Sam Peel, who was born in Wymondham, was not a Birthright Quaker, but by Conviction who had started off as a Methodist. He was permissive and tolerant. His faith and life of service started on him seeing the extreme poverty of the seafolk in Wells during a visit in 1909, which he attributed to alcohol and the public houses being the only social meeting places. He campaigned against drink and extended the Meeting House.

He constructed the first council houses in Wells-next-the-Sea, during World War I using the powers in the Housing of the Working Classes Act 1900. He was chair of the Norfolk Education Committee from 1943 until 1968. He steered through the Education Act 1944.

===The secondary modern school===
The school was founded in 1963 by Alderman Sam Peel, chair of the Norfolk Education Committee, as a secondary modern school.

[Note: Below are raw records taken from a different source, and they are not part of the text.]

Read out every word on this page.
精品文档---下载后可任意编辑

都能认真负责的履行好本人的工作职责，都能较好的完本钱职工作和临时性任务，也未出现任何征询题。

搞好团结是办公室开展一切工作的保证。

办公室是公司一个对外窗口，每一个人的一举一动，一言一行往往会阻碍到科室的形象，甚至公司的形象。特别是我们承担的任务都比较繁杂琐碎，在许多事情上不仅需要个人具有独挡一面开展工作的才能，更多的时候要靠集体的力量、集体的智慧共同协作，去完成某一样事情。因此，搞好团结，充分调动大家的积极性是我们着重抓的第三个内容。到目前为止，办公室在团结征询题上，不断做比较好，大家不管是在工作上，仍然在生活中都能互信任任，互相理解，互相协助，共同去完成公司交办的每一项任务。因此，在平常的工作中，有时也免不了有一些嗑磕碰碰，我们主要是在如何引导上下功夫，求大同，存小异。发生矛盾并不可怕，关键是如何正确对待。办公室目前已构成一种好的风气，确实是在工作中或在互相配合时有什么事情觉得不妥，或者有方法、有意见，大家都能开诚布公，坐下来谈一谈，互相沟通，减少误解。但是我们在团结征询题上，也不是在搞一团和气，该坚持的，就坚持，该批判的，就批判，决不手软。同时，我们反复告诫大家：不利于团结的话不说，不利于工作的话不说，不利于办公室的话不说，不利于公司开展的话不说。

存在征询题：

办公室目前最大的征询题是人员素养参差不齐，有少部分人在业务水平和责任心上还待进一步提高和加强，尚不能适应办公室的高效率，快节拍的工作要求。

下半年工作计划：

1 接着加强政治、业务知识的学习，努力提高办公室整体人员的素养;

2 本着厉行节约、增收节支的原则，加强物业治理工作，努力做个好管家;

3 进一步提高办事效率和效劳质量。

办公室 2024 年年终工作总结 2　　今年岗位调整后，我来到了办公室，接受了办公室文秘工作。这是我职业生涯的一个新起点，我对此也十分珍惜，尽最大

The school became part of the Wensum Trust multi-academy trust in 2017. The trust includes Acle Academy, Hellesdon High School and seven primary schools.

==Inspection judgements==
- In 2009 Ofsted judged the school as Outstanding.
- In 2012 Ofsted judged the school as Good.

==Headteachers==
- 2005–2010: John Platten
- 2010–2022: Alastair Ogle
- 2022--present : matt Hardman

==Academic results==
In 2017 GCSE results were below average for the Progress 8 benchmark and the linked Attainment 8 measure.

==Wells-Next-The-Sea Primary and Nursery School==
The nearby primary school was in a 'hard federation' with the secondary school until both converted to an academy in 2017. The primary school had received a warning notice in 2016 because of its poor exam results.